How would the encoding process benefit from repetitive utilization of the same mechanisms and the same kind of module, such as the NSC chosen by the SRM, in comparison with the utilization of combinations of different types of modules?

Was the anticodon 5′A elimination necessary to facilitate the encoding process? Tests are needed to demonstrate that the proposed symmetry-breaking resulting from the 5′A elimination from previously symmetric modules did facilitate the process. If the symmetry-breaking is necessary, could it have been installed on some other 5′ base? The known wobbling ambiguities are maximal with 5′U (any 3′ codon base), moderately high with 5′A (U, C, G > A), low with 5′G (U, C), and nonexistent with 5′C (G only) [68]. If the 5′A is formally not the best choice, the hypothesis that it was installed mostly in consequence of the ambiguity of decoding in complex boxes would be strengthened, in spite of not completely solving the complex problem. It is possible, for instance, that conservation of 5′U, despite its ample wobbling abilities, would have relied upon its great number of choices for chemical modification relative to other bases [33].

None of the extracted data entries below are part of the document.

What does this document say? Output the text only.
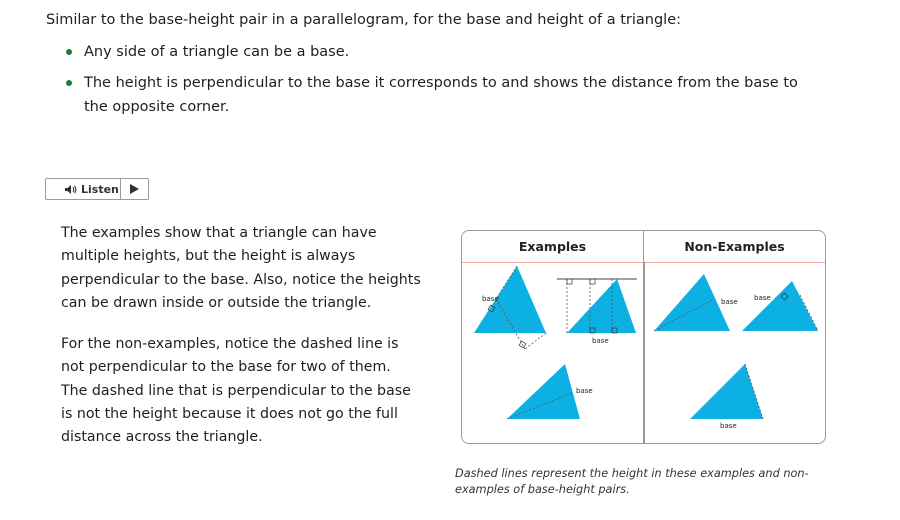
Similar to the base-height pair in a parallelogram, for the base and height of a triangle:
Any side of a triangle can be a base.
The height is perpendicular to the base it corresponds to and shows the distance from the base to the opposite corner.
Listen
The examples show that a triangle can have multiple heights, but the height is always perpendicular to the base. Also, notice the heights can be drawn inside or outside the triangle.
For the non-examples, notice the dashed line is not perpendicular to the base for two of them. The dashed line that is perpendicular to the base is not the height because it does not go the full distance across the triangle.
Examples	Non-Examples
base
base
base
base base
base
Dashed lines represent the height in these examples and non-examples of base-height pairs.
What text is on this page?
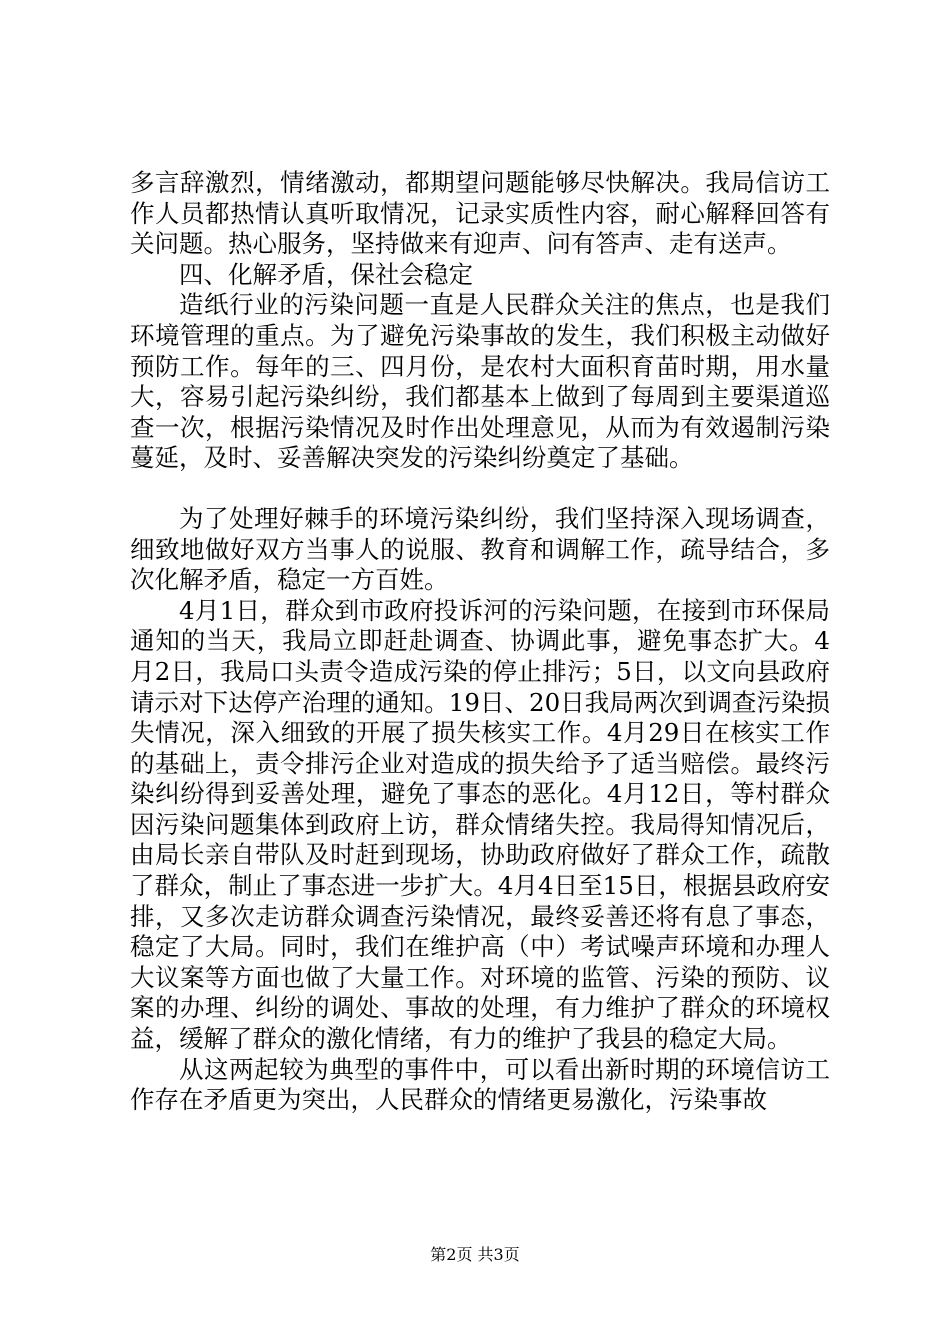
多言辞激烈，情绪激动，都期望问题能够尽快解决。我局信访工作人员都热情认真听取情况，记录实质性内容，耐心解释回答有关问题。热心服务，坚持做来有迎声、问有答声、走有送声。

四、化解矛盾，保社会稳定

造纸行业的污染问题一直是人民群众关注的焦点，也是我们环境管理的重点。为了避免污染事故的发生，我们积极主动做好预防工作。每年的三、四月份，是农村大面积育苗时期，用水量大，容易引起污染纠纷，我们都基本上做到了每周到主要渠道巡查一次，根据污染情况及时作出处理意见，从而为有效遏制污染蔓延，及时、妥善解决突发的污染纠纷奠定了基础。

为了处理好棘手的环境污染纠纷，我们坚持深入现场调查，细致地做好双方当事人的说服、教育和调解工作，疏导结合，多次化解矛盾，稳定一方百姓。

4月1日，群众到市政府投诉河的污染问题，在接到市环保局通知的当天，我局立即赶赴调查、协调此事，避免事态扩大。4月2日，我局口头责令造成污染的停止排污；5日，以文向县政府请示对下达停产治理的通知。19日、20日我局两次到调查污染损失情况，深入细致的开展了损失核实工作。4月29日在核实工作的基础上，责令排污企业对造成的损失给予了适当赔偿。最终污染纠纷得到妥善处理，避免了事态的恶化。4月12日，等村群众因污染问题集体到政府上访，群众情绪失控。我局得知情况后，由局长亲自带队及时赶到现场，协助政府做好了群众工作，疏散了群众，制止了事态进一步扩大。4月4日至15日，根据县政府安排，又多次走访群众调查污染情况，最终妥善还将有息了事态，稳定了大局。同时，我们在维护高（中）考试噪声环境和办理人大议案等方面也做了大量工作。对环境的监管、污染的预防、议案的办理、纠纷的调处、事故的处理，有力维护了群众的环境权益，缓解了群众的激化情绪，有力的维护了我县的稳定大局。

从这两起较为典型的事件中，可以看出新时期的环境信访工作存在矛盾更为突出，人民群众的情绪更易激化，污染事故

第2页 共3页
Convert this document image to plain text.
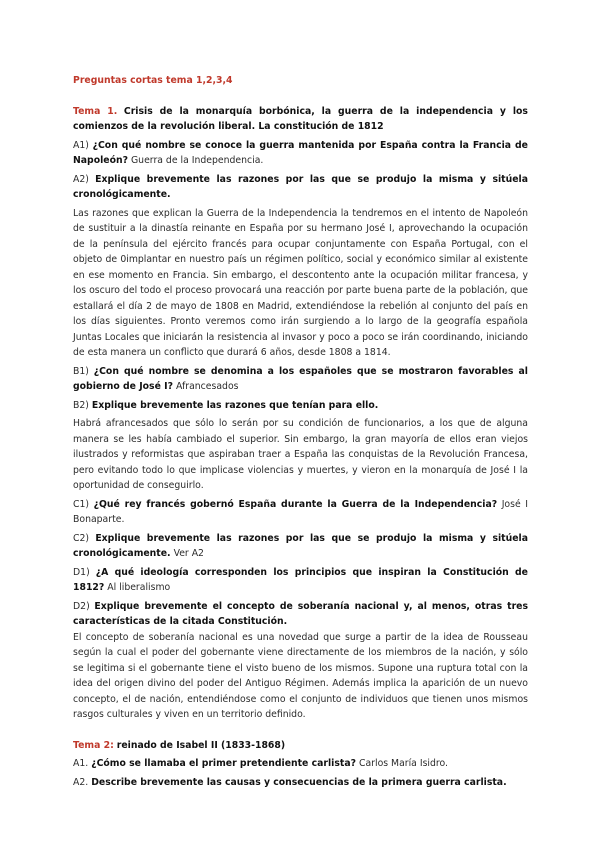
Preguntas cortas tema 1,2,3,4

Tema 1. Crisis de la monarquía borbónica, la guerra de la independencia y los comienzos de la revolución liberal. La constitución de 1812

A1) ¿Con qué nombre se conoce la guerra mantenida por España contra la Francia de Napoleón? Guerra de la Independencia.

A2) Explique brevemente las razones por las que se produjo la misma y sitúela cronológicamente.

Las razones que explican la Guerra de la Independencia la tendremos en el intento de Napoleón de sustituir a la dinastía reinante en España por su hermano José I, aprovechando la ocupación de la península del ejército francés para ocupar conjuntamente con España Portugal, con el objeto de 0implantar en nuestro país un régimen político, social y económico similar al existente en ese momento en Francia. Sin embargo, el descontento ante la ocupación militar francesa, y los oscuro del todo el proceso provocará una reacción por parte buena parte de la población, que estallará el día 2 de mayo de 1808 en Madrid, extendiéndose la rebelión al conjunto del país en los días siguientes. Pronto veremos como irán surgiendo a lo largo de la geografía española Juntas Locales que iniciarán la resistencia al invasor y poco a poco se irán coordinando, iniciando de esta manera un conflicto que durará 6 años, desde 1808 a 1814.

B1) ¿Con qué nombre se denomina a los españoles que se mostraron favorables al gobierno de José I? Afrancesados

B2) Explique brevemente las razones que tenían para ello.

Habrá afrancesados que sólo lo serán por su condición de funcionarios, a los que de alguna manera se les había cambiado el superior. Sin embargo, la gran mayoría de ellos eran viejos ilustrados y reformistas que aspiraban traer a España las conquistas de la Revolución Francesa, pero evitando todo lo que implicase violencias y muertes, y vieron en la monarquía de José I la oportunidad de conseguirlo.

C1) ¿Qué rey francés gobernó España durante la Guerra de la Independencia? José I Bonaparte.

C2) Explique brevemente las razones por las que se produjo la misma y sitúela cronológicamente. Ver A2

D1) ¿A qué ideología corresponden los principios que inspiran la Constitución de 1812? Al liberalismo

D2) Explique brevemente el concepto de soberanía nacional y, al menos, otras tres características de la citada Constitución.

El concepto de soberanía nacional es una novedad que surge a partir de la idea de Rousseau según la cual el poder del gobernante viene directamente de los miembros de la nación, y sólo se legitima si el gobernante tiene el visto bueno de los mismos. Supone una ruptura total con la idea del origen divino del poder del Antiguo Régimen. Además implica la aparición de un nuevo concepto, el de nación, entendiéndose como el conjunto de individuos que tienen unos mismos rasgos culturales y viven en un territorio definido.

Tema 2: reinado de Isabel II (1833-1868)

A1. ¿Cómo se llamaba el primer pretendiente carlista? Carlos María Isidro.

A2. Describe brevemente las causas y consecuencias de la primera guerra carlista.
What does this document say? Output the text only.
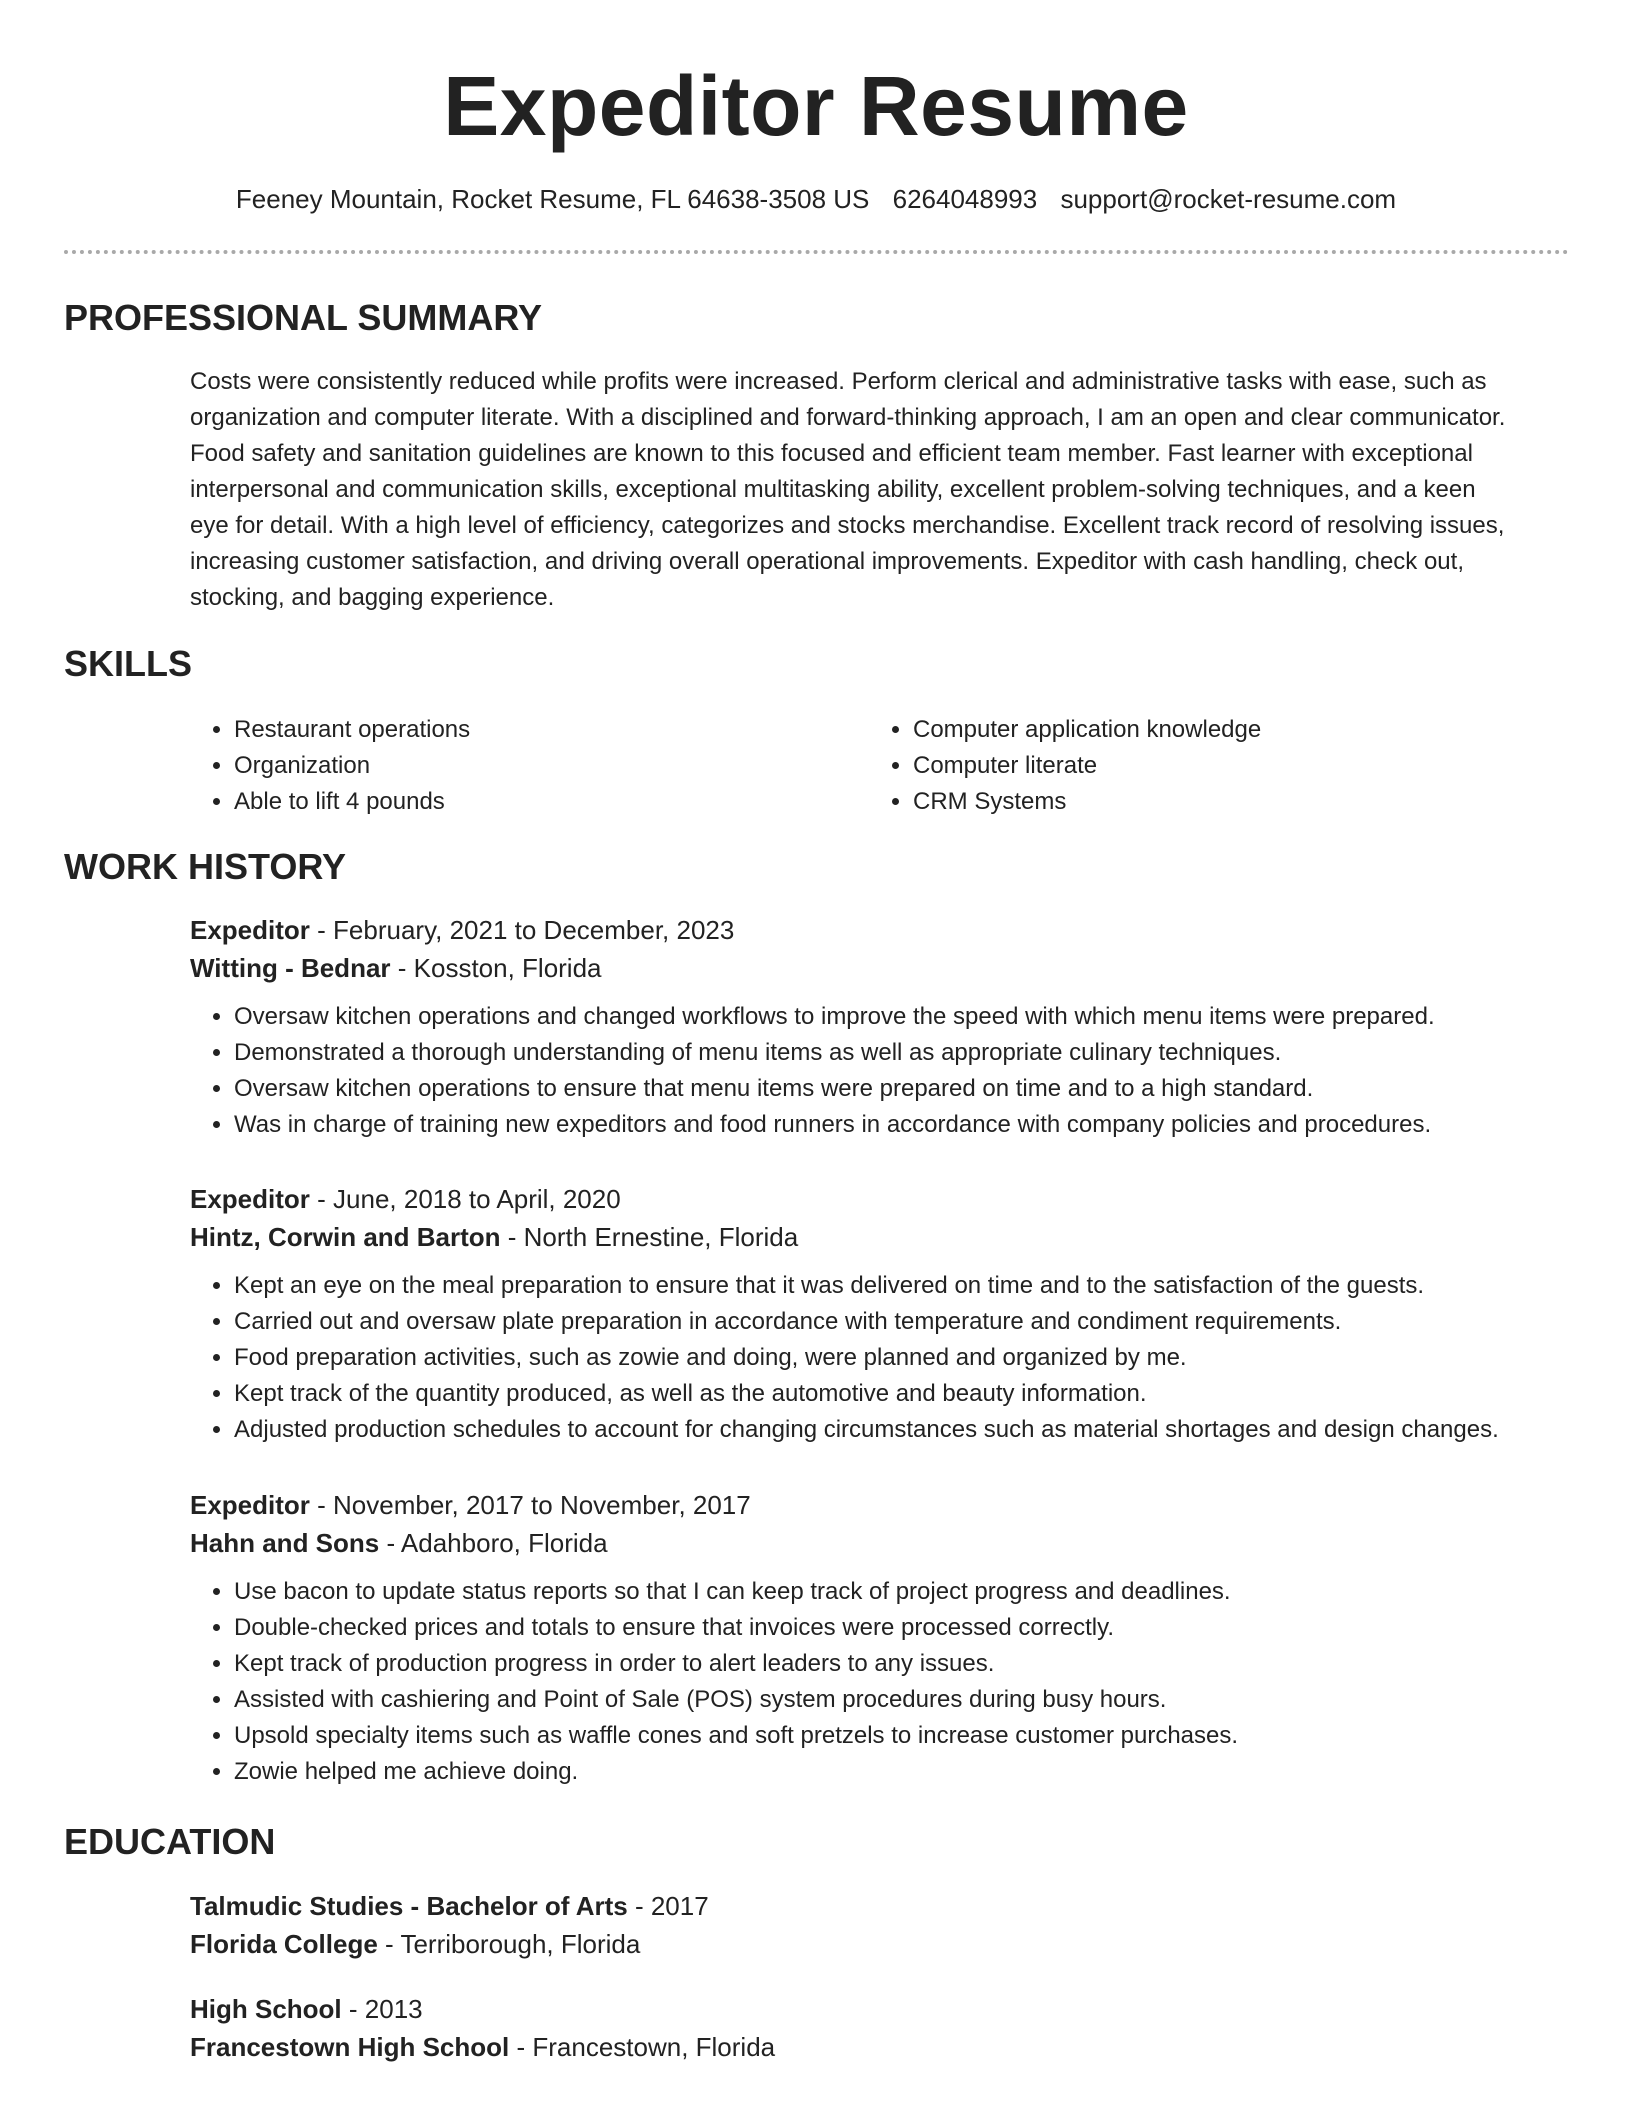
Expeditor Resume
Feeney Mountain, Rocket Resume, FL 64638-3508 US 6264048993 support@rocket-resume.com
PROFESSIONAL SUMMARY
Costs were consistently reduced while profits were increased. Perform clerical and administrative tasks with ease, such as
organization and computer literate. With a disciplined and forward-thinking approach, I am an open and clear communicator.
Food safety and sanitation guidelines are known to this focused and efficient team member. Fast learner with exceptional
interpersonal and communication skills, exceptional multitasking ability, excellent problem-solving techniques, and a keen
eye for detail. With a high level of efficiency, categorizes and stocks merchandise. Excellent track record of resolving issues,
increasing customer satisfaction, and driving overall operational improvements. Expeditor with cash handling, check out,
stocking, and bagging experience.
SKILLS
• Restaurant operations
• Organization
• Able to lift 4 pounds
• Computer application knowledge
• Computer literate
• CRM Systems
WORK HISTORY

Expeditor - February, 2021 to December, 2023

Witting - Bednar - Kosston, Florida

• Oversaw kitchen operations and changed workflows to improve the speed with which menu items were prepared.
• Demonstrated a thorough understanding of menu items as well as appropriate culinary techniques.
• Oversaw kitchen operations to ensure that menu items were prepared on time and to a high standard.
• Was in charge of training new expeditors and food runners in accordance with company policies and procedures.

Expeditor - June, 2018 to April, 2020

Hintz, Corwin and Barton - North Ernestine, Florida

• Kept an eye on the meal preparation to ensure that it was delivered on time and to the satisfaction of the guests.
• Carried out and oversaw plate preparation in accordance with temperature and condiment requirements.
• Food preparation activities, such as zowie and doing, were planned and organized by me.
• Kept track of the quantity produced, as well as the automotive and beauty information.
• Adjusted production schedules to account for changing circumstances such as material shortages and design changes.

Expeditor - November, 2017 to November, 2017

Hahn and Sons - Adahboro, Florida

• Use bacon to update status reports so that I can keep track of project progress and deadlines.
• Double-checked prices and totals to ensure that invoices were processed correctly.
• Kept track of production progress in order to alert leaders to any issues.
• Assisted with cashiering and Point of Sale (POS) system procedures during busy hours.
• Upsold specialty items such as waffle cones and soft pretzels to increase customer purchases.
• Zowie helped me achieve doing.
EDUCATION

Talmudic Studies - Bachelor of Arts - 2017

Florida College - Terriborough, Florida

High School - 2013

Francestown High School - Francestown, Florida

Our qualitative analysis of the aRS–aRS networks combined with the dimer-sharing by the aRS is surely partial and should be implemented through other procedures, e.g., by adding other dimer properties (such as thermal stability and NSC versus SC types, obtaining weighed graphs) or aRS characters. Application of the procedures to the real tRNA sets of different organisms, including the base modifications on the anticodons and on the neighboring bases, should make the model physiologically relevant.

How long would an algorithm be to describe the paths taken by the SRM to fill the code? Would there be other simpler rules to be followed, which would at the same time respect the physiological constraints? How would other possible models compare with the SRM, with respect to algorithm lengths?